Walsh’s last school summers working farms brought him to the Valley.
“I worked for Irvine and Margaret Turner in Welsford the summers of 1946 and 1947, and I stayed that fall because I’d graduated high school to pick apples. I was so scared - it was a 24-foot ladder and the trees were so tall. I’d only pick a couple bushels a day I was so slow going up and down, and I had to have another fellow help me move the ladder.”
He vowed, if he ever grew apples, he’d only have small trees.
A year on a Quebec farm to learn French, two years at Nova Scotia Agricultural College and another two at McGill’s MacDonald College, and Walsh borrowed the money from his father in 1950 to buy an apple farm in Rockland - Birchleigh, in receivership after the apple market collapsed following the Second World War.
“I paid him back in 10 years - that’s how we were brought up. We had to pay our way.”
His first summer on the farm, 1951, he spent working the land, blasting rocks with dynamite and planting trees. He missed his university graduation, out in the field and orchard instead.
Now with his own farm and settling into the community, Walsh, 22 or so years old, expanded his community involvement.
“We had the Farm Radio Forum, and I organized one here in Rockland, in South Waterville and in Tremont. We’d have all the local farmers and listen to the radio program and then discuss it.”
Those groups led to county agricultural associations and, now, the single federation that represents farmers here today.
He met Mary, a friend of a friend, and they were married in 1954.
“She’s the mother of my family, my best friend, backing me always - and letting me do all these things. But, she does them, too, so it’s shared.”
In 1960, Walsh says Mary really held her own as he recovered from the loss of an eye: he was whitewashing the inside of one of the farm buildings with lime when he met with the serious accident.
With six children and their combined involvements, Walsh says, yes, there were evenings when everyone was home at the same time: “Some.”
He took on roles with co-ops, the credit union, the school board, county council and county committees. He travelled for agricultural study and then spent 22 years with the Department of Agriculture, promoting programs and helping other farmers make advances.
What’s it worth?
Has he ever quit?
“Well, once.”
Walsh was chairman of the county parks and recreation commission, and it was having a summer program and hiring some students to lead it. After sitting through interviews, he recommended the five students he’d hire.
“That wasn’t the way it was going to be, I was told. Politics. I sat there for nothing, so I resigned.”
That’s about the only affiliation Walsh doesn’t have.
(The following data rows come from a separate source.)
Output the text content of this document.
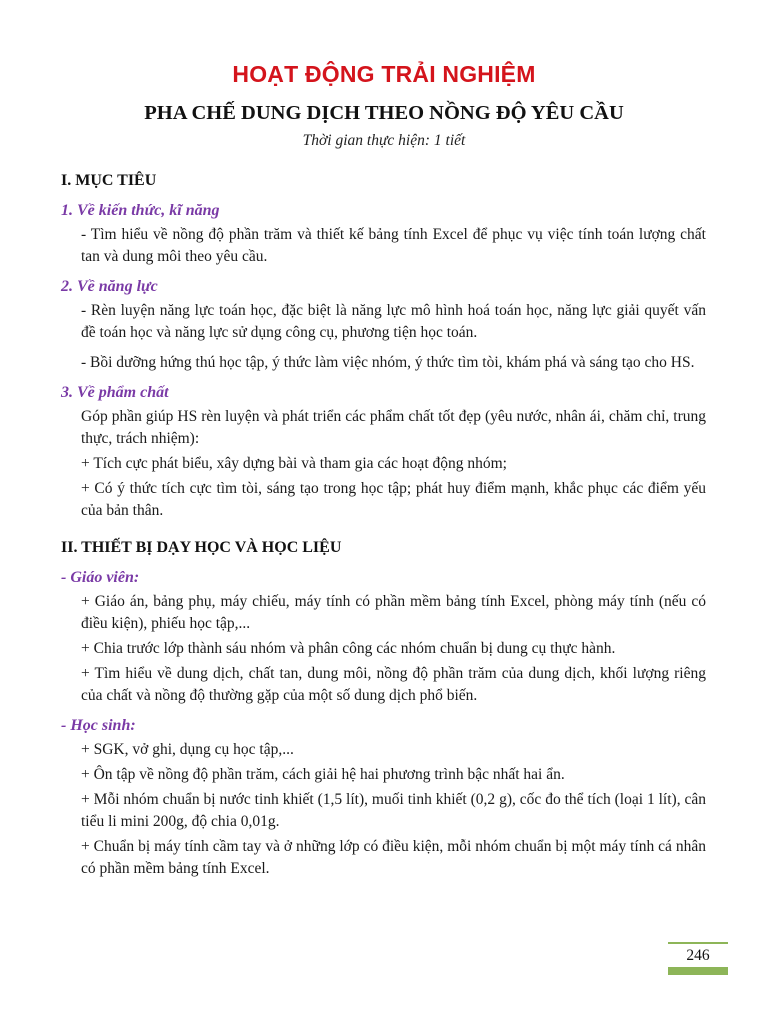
HOẠT ĐỘNG TRẢI NGHIỆM
PHA CHẾ DUNG DỊCH THEO NỒNG ĐỘ YÊU CẦU
Thời gian thực hiện: 1 tiết

I. MỤC TIÊU

1. Về kiến thức, kĩ năng

- Tìm hiểu về nồng độ phần trăm và thiết kế bảng tính Excel để phục vụ việc tính toán lượng chất tan và dung môi theo yêu cầu.

2. Về năng lực

- Rèn luyện năng lực toán học, đặc biệt là năng lực mô hình hoá toán học, năng lực giải quyết vấn đề toán học và năng lực sử dụng công cụ, phương tiện học toán.

- Bồi dưỡng hứng thú học tập, ý thức làm việc nhóm, ý thức tìm tòi, khám phá và sáng tạo cho HS.

3. Về phẩm chất

Góp phần giúp HS rèn luyện và phát triển các phẩm chất tốt đẹp (yêu nước, nhân ái, chăm chỉ, trung thực, trách nhiệm):

+ Tích cực phát biểu, xây dựng bài và tham gia các hoạt động nhóm;

+ Có ý thức tích cực tìm tòi, sáng tạo trong học tập; phát huy điểm mạnh, khắc phục các điểm yếu của bản thân.

II. THIẾT BỊ DẠY HỌC VÀ HỌC LIỆU

- Giáo viên:

+ Giáo án, bảng phụ, máy chiếu, máy tính có phần mềm bảng tính Excel, phòng máy tính (nếu có điều kiện), phiếu học tập,...

+ Chia trước lớp thành sáu nhóm và phân công các nhóm chuẩn bị dung cụ thực hành.

+ Tìm hiểu về dung dịch, chất tan, dung môi, nồng độ phần trăm của dung dịch, khối lượng riêng của chất và nồng độ thường gặp của một số dung dịch phổ biến.

- Học sinh:

+ SGK, vở ghi, dụng cụ học tập,...

+ Ôn tập về nồng độ phần trăm, cách giải hệ hai phương trình bậc nhất hai ẩn.

+ Mỗi nhóm chuẩn bị nước tinh khiết (1,5 lít), muối tinh khiết (0,2 g), cốc đo thể tích (loại 1 lít), cân tiểu li mini 200g, độ chia 0,01g.

+ Chuẩn bị máy tính cầm tay và ở những lớp có điều kiện, mỗi nhóm chuẩn bị một máy tính cá nhân có phần mềm bảng tính Excel.

246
“I’ve voted five ways, and I vote for the candidate. I’ve always been apolitical and told people ‘you can’t do it,’ ‘the department will look stupid’ or ‘you’re setting a precedent.’
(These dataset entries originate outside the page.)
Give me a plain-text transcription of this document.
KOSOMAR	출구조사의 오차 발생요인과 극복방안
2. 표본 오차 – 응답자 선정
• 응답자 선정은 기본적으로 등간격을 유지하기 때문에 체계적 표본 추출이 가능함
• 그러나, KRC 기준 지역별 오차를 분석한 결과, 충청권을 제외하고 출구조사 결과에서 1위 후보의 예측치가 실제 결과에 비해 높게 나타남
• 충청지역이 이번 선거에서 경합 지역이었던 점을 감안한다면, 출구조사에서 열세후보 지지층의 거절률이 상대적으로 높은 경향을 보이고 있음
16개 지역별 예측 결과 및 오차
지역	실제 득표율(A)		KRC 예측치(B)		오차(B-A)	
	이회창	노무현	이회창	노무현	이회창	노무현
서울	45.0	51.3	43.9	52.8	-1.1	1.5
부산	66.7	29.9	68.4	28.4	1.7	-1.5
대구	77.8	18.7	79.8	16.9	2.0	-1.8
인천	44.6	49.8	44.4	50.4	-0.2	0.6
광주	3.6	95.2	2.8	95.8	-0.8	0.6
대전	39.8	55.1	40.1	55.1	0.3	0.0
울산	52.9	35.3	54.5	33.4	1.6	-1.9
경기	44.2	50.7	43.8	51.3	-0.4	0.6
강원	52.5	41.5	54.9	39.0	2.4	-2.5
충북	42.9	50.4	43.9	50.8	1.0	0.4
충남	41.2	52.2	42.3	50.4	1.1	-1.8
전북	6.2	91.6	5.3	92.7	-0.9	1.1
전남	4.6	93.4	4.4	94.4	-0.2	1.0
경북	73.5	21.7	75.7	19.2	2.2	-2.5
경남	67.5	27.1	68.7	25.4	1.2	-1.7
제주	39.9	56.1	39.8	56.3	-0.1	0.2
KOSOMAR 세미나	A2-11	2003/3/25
“There’s a right way, and you have to be squeaky clean.”
What does that get a person in the end?
“Satisfaction,” Walsh says. “I tried to always follow the guidelines as well as I could. You have to have those things.”
In other words, there are still standards in Walsh’s mind. With the Order of Canada, does he think his father would approve.
“Look, come here,” he says.
On the wall is his dad’s Civil Order of the British Empire, signed by King George VI.
“It’s not about what you get - it’s what you give, and then you get back twice as much.
“Our kids are doing it now, and it’s nice to see.”